Summary                      

IPG6620 is an innovative, first-in-class, pre-clinical small-molecule antagonist of the LPAR5 receptor. It is being developed with a unique dual-purpose strategy designed to address two significant unmet needs in oncology simultaneously. Firstly, it aims to treat Chemotherapy-Induced Peripheral Neuropathy (CIPN), a common and debilitating side effect of cancer treatment with a high unmet medical need. Secondly, it is anticipated to enhance the efficacy of antitumor medicines by reversing immunosuppression within the tumor microenvironment. By targeting a novel pathway that links nerve pain and immune function, IPG6620 represents a mechanistically distinct strategy with the potential to both improve patients' quality of life and boost the effectiveness of their cancer therapy.

Mechanism of Action

IPG6620's novel dual activity stems from its targeted inhibition of the LPAR5 receptor, which is highly expressed in key cells for both neuropathy and immunity.

￭  For Neuropathic Pain (CIPN): LPAR5 is highly expressed in dorsal root ganglion (DRG) neurons and microglia. Nerve injury from chemotherapy leads to an upregulation of LPAR5's endogenous ligand, causing activation of these cells and a pro-inflammatory response. This cascade disrupts the normal function of the DRG and is a key driver of neuropathic pain. By blocking LPAR5, IPG6620 is anticipated to reduce this neuro-inflammatory signaling, thereby alleviating the symptoms of CIPN.
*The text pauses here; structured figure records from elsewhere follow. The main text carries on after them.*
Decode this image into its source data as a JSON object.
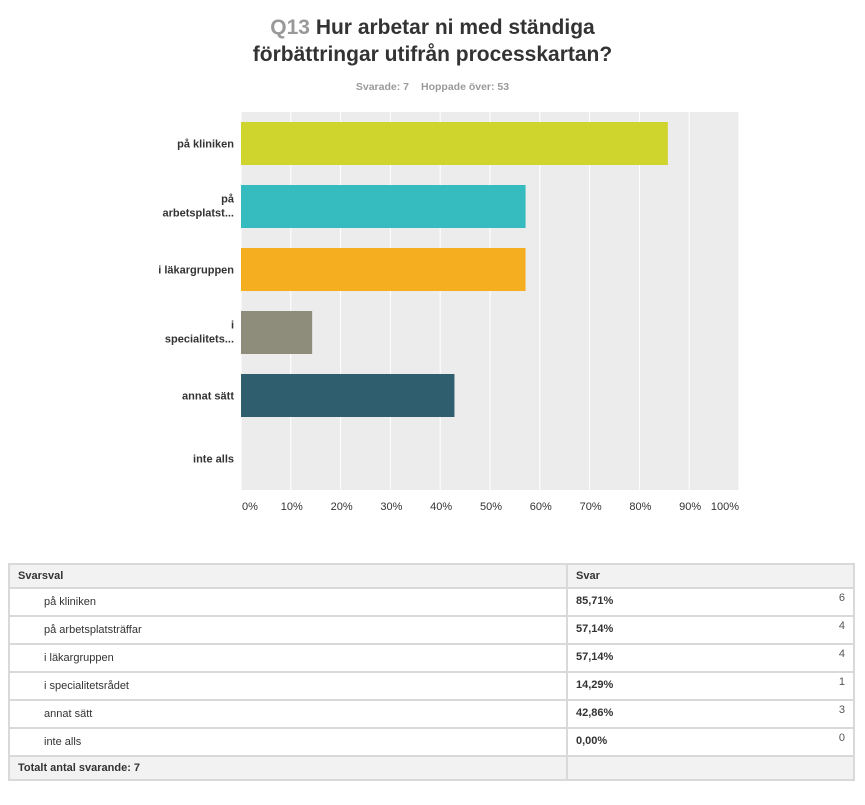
{
  "header": {
    "qnum": "Q13",
    "title_line1": "Hur arbetar ni med ständiga",
    "title_line2": "förbättringar utifrån processkartan?",
    "answered": "Svarade: 7",
    "skipped": "Hoppade över: 53"
  },
  "chart_data": {
    "type": "bar",
    "orientation": "horizontal",
    "categories": [
      "på kliniken",
      "på arbetsplatst...",
      "i läkargruppen",
      "i specialitets...",
      "annat sätt",
      "inte alls"
    ],
    "values": [
      85.71,
      57.14,
      57.14,
      14.29,
      42.86,
      0.0
    ],
    "colors": [
      "#d0d52d",
      "#36bbbe",
      "#f5ae20",
      "#8e8c7a",
      "#2f5f6e",
      "#cccccc"
    ],
    "xlim": [
      0,
      100
    ],
    "xticks": [
      "0%",
      "10%",
      "20%",
      "30%",
      "40%",
      "50%",
      "60%",
      "70%",
      "80%",
      "90%",
      "100%"
    ],
    "grid": true,
    "background": "#ececec",
    "title": "Q13 Hur arbetar ni med ständiga förbättringar utifrån processkartan?"
  },
  "table": {
    "col_choice": "Svarsval",
    "col_answer": "Svar",
    "rows": [
      {
        "label": "på kliniken",
        "pct": "85,71%",
        "count": "6"
      },
      {
        "label": "på arbetsplatsträffar",
        "pct": "57,14%",
        "count": "4"
      },
      {
        "label": "i läkargruppen",
        "pct": "57,14%",
        "count": "4"
      },
      {
        "label": "i specialitetsrådet",
        "pct": "14,29%",
        "count": "1"
      },
      {
        "label": "annat sätt",
        "pct": "42,86%",
        "count": "3"
      },
      {
        "label": "inte alls",
        "pct": "0,00%",
        "count": "0"
      }
    ],
    "total": "Totalt antal svarande: 7"
  }
}
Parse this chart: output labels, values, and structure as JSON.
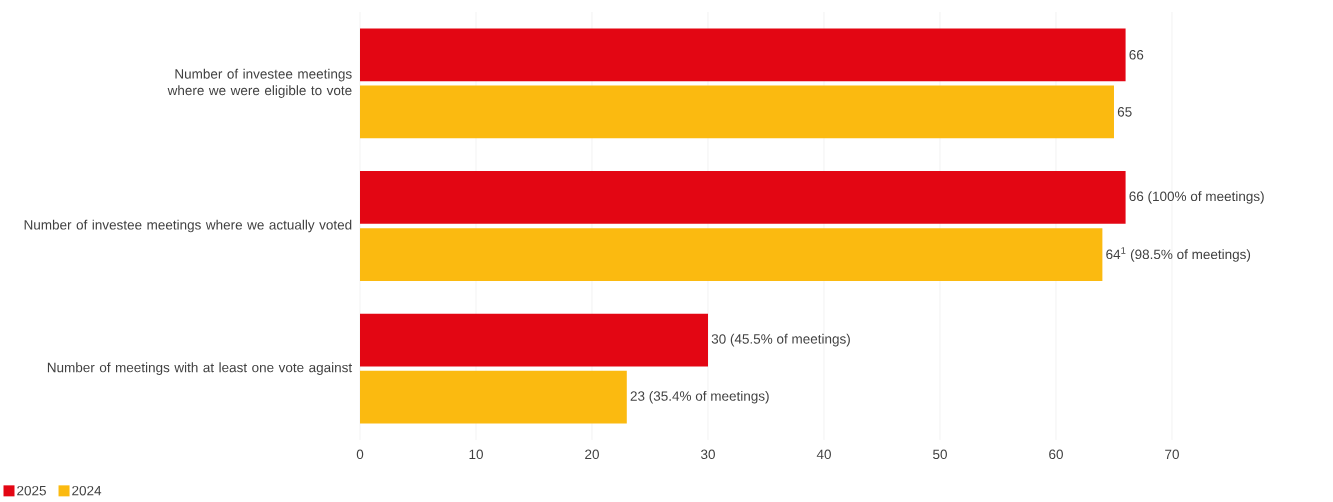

￭  For Immuno-Oncology: The LPAR5 receptor is also highly expressed on CD8+ T cells. The tumor microenvironment is known to boost the expression of the LPAR5 ligand, which in turn prevents the activation, proliferation, and tumor-killing function of these critical immune cells. By antagonizing LPAR5, IPG6620 is expected to enhance the function of CD8+ T cells, helping to overcome tumor-induced immunosuppression and acting as a potential therapeutic agent in combination with antitumor medicines.

Key Differentiation

￭ Novel Dual Mechanism: IPG6620 is uniquely positioned to not only treat a severe side effect of chemotherapy (CIPN) but also to potentially overcome a key mechanism of tumor immune evasion. This creates a powerful synergy where a single agent can improve both tolerability and efficacy of cancer treatment.

￭ First-in-Class Target: LPAR5 is a novel target in this space, offering a mechanistically distinct strategy from current CIPN treatments (e.g., duloxetine, gabapentin), which are often repurposed and have limited efficacy.

￭ Addressing a High Unmet Need: CIPN remains a major challenge with unsatisfactory treatment options. Clinical guidances recommends only duloxetine as a first-line agent, and its use is limited by side effects and incomplete response. IPG6620 could offer a more effective and better-tolerated alternative.

￭ Broad Therapeutic Potential: Beyond CIPN, the mechanism of IPG6620 suggests potential applications in other neuropathic pain conditions, such as diabetic neuropathy and postherpetic neuralgia, thereby expanding its potential market.

Current Development & Status

￭ IPG6620 is in the pre-clinical phase. We are advancing the IND-enabling studies.